Une fois de plus, tout a commencé sur Reddit avec l'image d'un disque assez inhabituel. Si vous ne l'avez pas vu de près, Max l'a partagé dans l'un de ses fabuleux déballages, mais nous avons encore beaucoup de questions. D'où venaient ces disques optiques de 12 pouces ? Pourquoi sont-ils si grands ? Que contenait-on dedans ? L'aventure nous mène au milieu des années 80, et nous plonge dans les eaux de la technologie WORM, spécialement conçue pour archiver de grandes quantités de données…

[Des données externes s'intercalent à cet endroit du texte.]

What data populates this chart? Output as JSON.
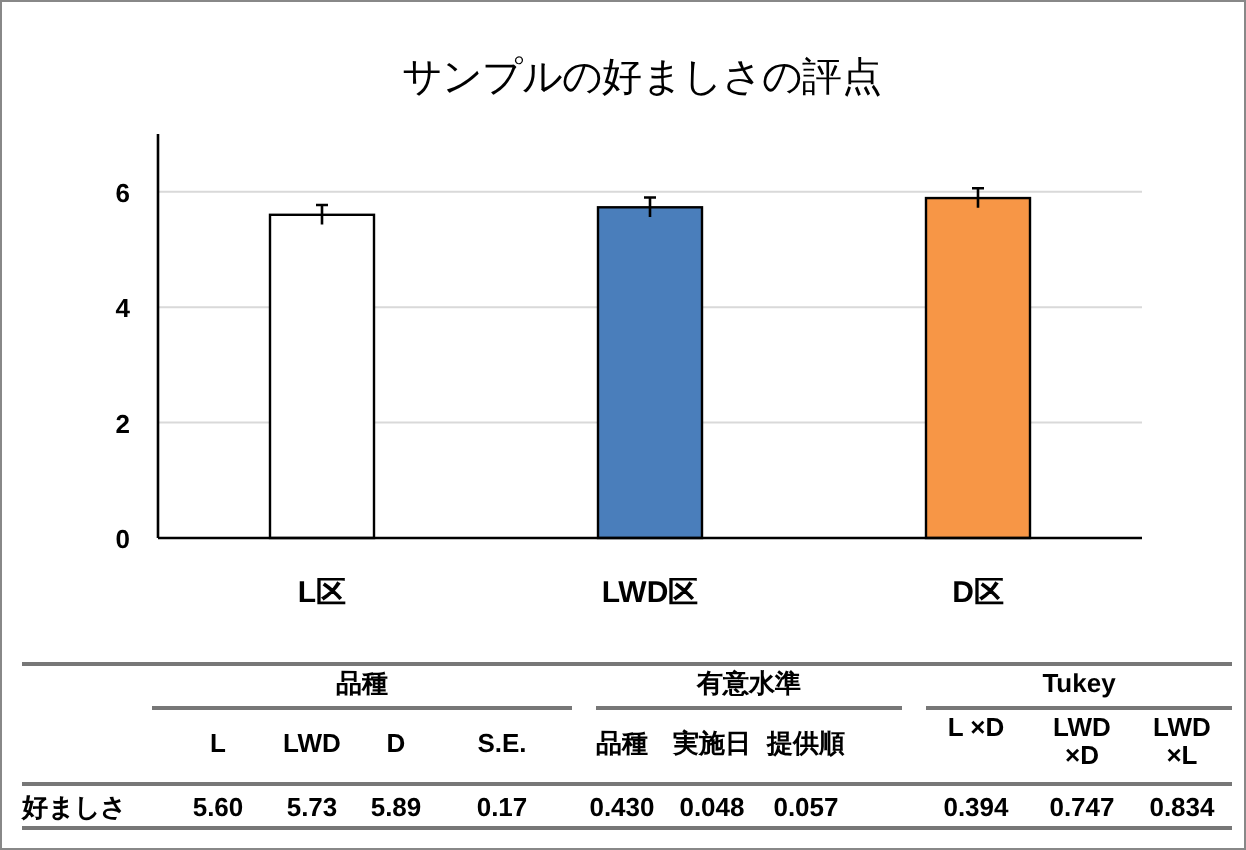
{
  "chart_data": {
    "type": "bar",
    "title": "サンプルの好ましさの評点",
    "categories": [
      "L区",
      "LWD区",
      "D区"
    ],
    "values": [
      5.6,
      5.73,
      5.89
    ],
    "colors": [
      "#ffffff",
      "#4a7ebb",
      "#f79646"
    ],
    "errors": [
      0.17,
      0.17,
      0.17
    ],
    "ylim": [
      0,
      7
    ],
    "yticks": [
      0,
      2,
      4,
      6
    ],
    "grid": "y",
    "annotations": [
      "品種",
      "有意水準",
      "Tukey",
      "L",
      "LWD",
      "D",
      "S.E.",
      "品種",
      "実施日",
      "提供順",
      "L ×D",
      "LWD ×D",
      "LWD ×L",
      "好ましさ",
      "5.60",
      "5.73",
      "5.89",
      "0.17",
      "0.430",
      "0.048",
      "0.057",
      "0.394",
      "0.747",
      "0.834"
    ]
  }
}
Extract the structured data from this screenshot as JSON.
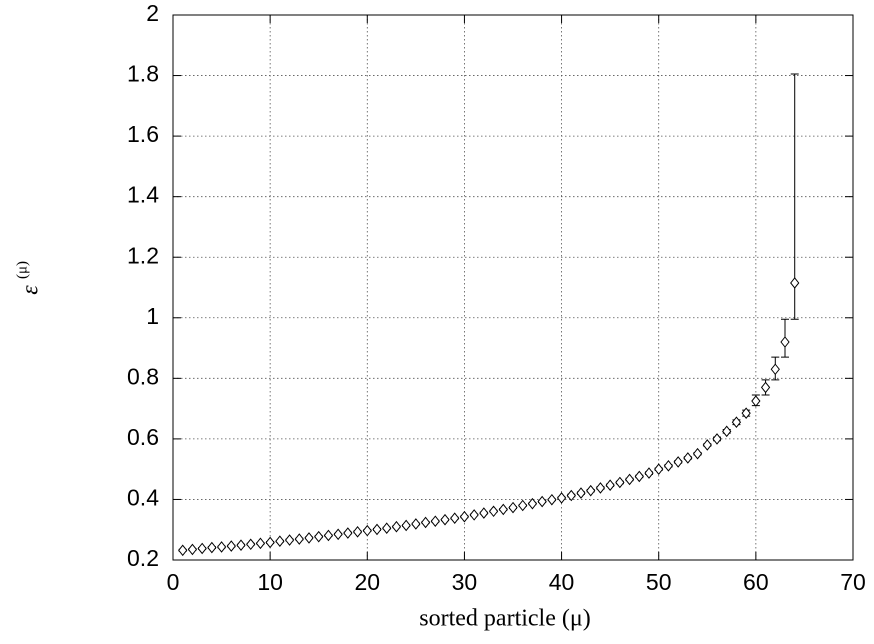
{
  "chart_data": {
    "type": "scatter",
    "xlabel": "sorted particle (μ)",
    "ylabel": "ε",
    "ylabel_sup": "(μ)",
    "xlim": [
      0,
      70
    ],
    "xticks": [
      0,
      10,
      20,
      30,
      40,
      50,
      60,
      70
    ],
    "ylim": [
      0.2,
      2
    ],
    "yticks": [
      0.2,
      0.4,
      0.6,
      0.8,
      1,
      1.2,
      1.4,
      1.6,
      1.8,
      2
    ],
    "grid": true,
    "color": "#000000",
    "x": [
      1,
      2,
      3,
      4,
      5,
      6,
      7,
      8,
      9,
      10,
      11,
      12,
      13,
      14,
      15,
      16,
      17,
      18,
      19,
      20,
      21,
      22,
      23,
      24,
      25,
      26,
      27,
      28,
      29,
      30,
      31,
      32,
      33,
      34,
      35,
      36,
      37,
      38,
      39,
      40,
      41,
      42,
      43,
      44,
      45,
      46,
      47,
      48,
      49,
      50,
      51,
      52,
      53,
      54,
      55,
      56,
      57,
      58,
      59,
      60,
      61,
      62,
      63,
      64
    ],
    "values": [
      0.232,
      0.235,
      0.238,
      0.241,
      0.243,
      0.246,
      0.249,
      0.252,
      0.255,
      0.258,
      0.262,
      0.266,
      0.269,
      0.273,
      0.277,
      0.281,
      0.285,
      0.289,
      0.293,
      0.297,
      0.301,
      0.305,
      0.31,
      0.314,
      0.319,
      0.324,
      0.328,
      0.333,
      0.338,
      0.343,
      0.349,
      0.355,
      0.361,
      0.367,
      0.373,
      0.38,
      0.386,
      0.393,
      0.399,
      0.405,
      0.413,
      0.421,
      0.429,
      0.438,
      0.447,
      0.456,
      0.466,
      0.476,
      0.487,
      0.5,
      0.511,
      0.524,
      0.537,
      0.551,
      0.58,
      0.6,
      0.625,
      0.655,
      0.685,
      0.725,
      0.77,
      0.83,
      0.92,
      1.115
    ],
    "yerr_minus": [
      0.003,
      0.003,
      0.003,
      0.003,
      0.003,
      0.003,
      0.003,
      0.003,
      0.003,
      0.003,
      0.003,
      0.003,
      0.003,
      0.003,
      0.003,
      0.003,
      0.003,
      0.003,
      0.003,
      0.003,
      0.003,
      0.003,
      0.003,
      0.003,
      0.003,
      0.003,
      0.003,
      0.003,
      0.003,
      0.003,
      0.003,
      0.003,
      0.003,
      0.003,
      0.003,
      0.003,
      0.003,
      0.003,
      0.003,
      0.003,
      0.004,
      0.004,
      0.004,
      0.004,
      0.004,
      0.004,
      0.004,
      0.004,
      0.004,
      0.004,
      0.004,
      0.004,
      0.004,
      0.004,
      0.004,
      0.006,
      0.006,
      0.008,
      0.01,
      0.015,
      0.025,
      0.035,
      0.05,
      0.12
    ],
    "yerr_plus": [
      0.003,
      0.003,
      0.003,
      0.003,
      0.003,
      0.003,
      0.003,
      0.003,
      0.003,
      0.003,
      0.003,
      0.003,
      0.003,
      0.003,
      0.003,
      0.003,
      0.003,
      0.003,
      0.003,
      0.003,
      0.003,
      0.003,
      0.003,
      0.003,
      0.003,
      0.003,
      0.003,
      0.003,
      0.003,
      0.003,
      0.003,
      0.003,
      0.003,
      0.003,
      0.003,
      0.003,
      0.003,
      0.003,
      0.003,
      0.003,
      0.004,
      0.004,
      0.004,
      0.004,
      0.004,
      0.004,
      0.004,
      0.004,
      0.004,
      0.004,
      0.004,
      0.004,
      0.004,
      0.004,
      0.004,
      0.006,
      0.006,
      0.008,
      0.01,
      0.02,
      0.025,
      0.04,
      0.075,
      0.69
    ]
  }
}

La machine à remonter le temps nous emmène quelque part entre 1984 et 1985, une époque où MS-DOS 3.0 était en couches, et les disques durs de 20 mégaoctets se portaient sur l'épaule. De l'autre côté du monde, la société japonaise Maxell (Makuseru Kabushiki-gaisha) lançait la commercialisation de ses disques optiques de 12 pouces, sous la famille OC301. Aussi incroyable que cela puisse paraître, on peut encore trouver certains de ces disques en ligne, et il ne manque jamais un exemplaire qui devient viral sur les réseaux sociaux. Qu'avaient-ils de spécial ?
À la découverte des disques optiques de 12 pouces
La photo virale nous montre un Maxell OC301-2, «cartouche de disque optique» à double face, avec une capacité annoncée de 2,62 Go. Les informations disponibles suggèrent que ces disques étaient traités dans des unités Hitachi-Filenet, mais je n'ai trouvé aucune image à leur sujet pour l'instant. Ce que l'on sait, c'est qu'il s'agit de disques WORM, ou Write-Once-Read-Many. En d'autres termes, une fois que vous écriviez quelque chose sur leur surface, le stockage était permanent, sans possibilité de modifier ou de supprimer des données antérieures.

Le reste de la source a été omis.